Satisfied with the model’s sequence prediction and context generation capability, they further refined the fine-tuning process using various datasets, including translations done with IndicTrans by AI4Bharat. IndicTrans is notable as the first open-source transformer-based multilingual NMT model supporting high-quality translations across all 22 scheduled Indic languages.
When asked about the primary databases used, Patil explained that they stored the tokenized data on a hard disk, while MongoDB Atlas was used to store the fine-tuned pairs, which amounted to approximately 60,000. Since vectorised databases are unsuitable for storing large corpora, the team primarily relied on Amazon S3 due to its extensive storage capacity.

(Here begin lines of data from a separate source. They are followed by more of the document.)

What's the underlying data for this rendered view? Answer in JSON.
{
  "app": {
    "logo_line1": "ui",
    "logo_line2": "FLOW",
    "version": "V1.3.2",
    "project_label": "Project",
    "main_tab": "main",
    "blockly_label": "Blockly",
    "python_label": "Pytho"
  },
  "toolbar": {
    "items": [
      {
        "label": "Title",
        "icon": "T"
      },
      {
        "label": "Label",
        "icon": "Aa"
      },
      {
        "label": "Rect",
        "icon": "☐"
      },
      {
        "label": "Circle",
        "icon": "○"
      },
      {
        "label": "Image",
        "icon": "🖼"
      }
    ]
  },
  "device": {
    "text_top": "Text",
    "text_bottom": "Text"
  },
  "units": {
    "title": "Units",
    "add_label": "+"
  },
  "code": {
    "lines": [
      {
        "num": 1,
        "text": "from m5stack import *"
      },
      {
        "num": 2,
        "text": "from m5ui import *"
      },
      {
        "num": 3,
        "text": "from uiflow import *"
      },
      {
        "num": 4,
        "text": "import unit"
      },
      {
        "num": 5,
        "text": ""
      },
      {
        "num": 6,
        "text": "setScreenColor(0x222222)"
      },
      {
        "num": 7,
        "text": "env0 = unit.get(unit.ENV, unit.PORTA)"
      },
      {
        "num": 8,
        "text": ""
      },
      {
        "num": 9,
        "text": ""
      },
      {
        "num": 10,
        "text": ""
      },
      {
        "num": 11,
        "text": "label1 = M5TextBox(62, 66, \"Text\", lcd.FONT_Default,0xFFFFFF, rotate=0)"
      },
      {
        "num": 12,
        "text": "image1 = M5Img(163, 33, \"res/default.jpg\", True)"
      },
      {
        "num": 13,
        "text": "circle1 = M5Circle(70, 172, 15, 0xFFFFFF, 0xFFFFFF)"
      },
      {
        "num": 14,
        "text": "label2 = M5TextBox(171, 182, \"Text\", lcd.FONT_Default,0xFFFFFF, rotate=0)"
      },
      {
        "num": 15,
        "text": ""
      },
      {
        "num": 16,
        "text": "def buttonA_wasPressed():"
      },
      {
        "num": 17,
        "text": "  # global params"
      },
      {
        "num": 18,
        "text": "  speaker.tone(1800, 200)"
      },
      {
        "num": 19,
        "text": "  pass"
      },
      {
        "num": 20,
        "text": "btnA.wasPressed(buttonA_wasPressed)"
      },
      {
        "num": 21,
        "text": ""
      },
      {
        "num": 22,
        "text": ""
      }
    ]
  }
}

The researchers chose not to use alternatives like the BLOOM family of open-source models or other multilingual models. Instead, they opted for a combination of the Mistral AI framework and Llama 2 architecture. This approach involved enhancing the Llama architecture by initialising Transformer layers with Mistral’s weights and modifying the MergeSkate library to improve efficiency and multilingual support.
What’s Next?
In the last three weeks since the release, the feedback has been overwhelmingly positive for MahaMarathi, especially from the Marathi community in the Bay Area and large enterprises, Intel being one of them, as Shende explained.
Depending on the feedback for the base model, the trio will also release SFT and DPO models. However, the team also noticed a need to educate the public on using pre-trained models and fine-tuning. They plan to release collaborative notebooks to assist smaller businesses and medium-scale enterprises in integrating AI into their operations.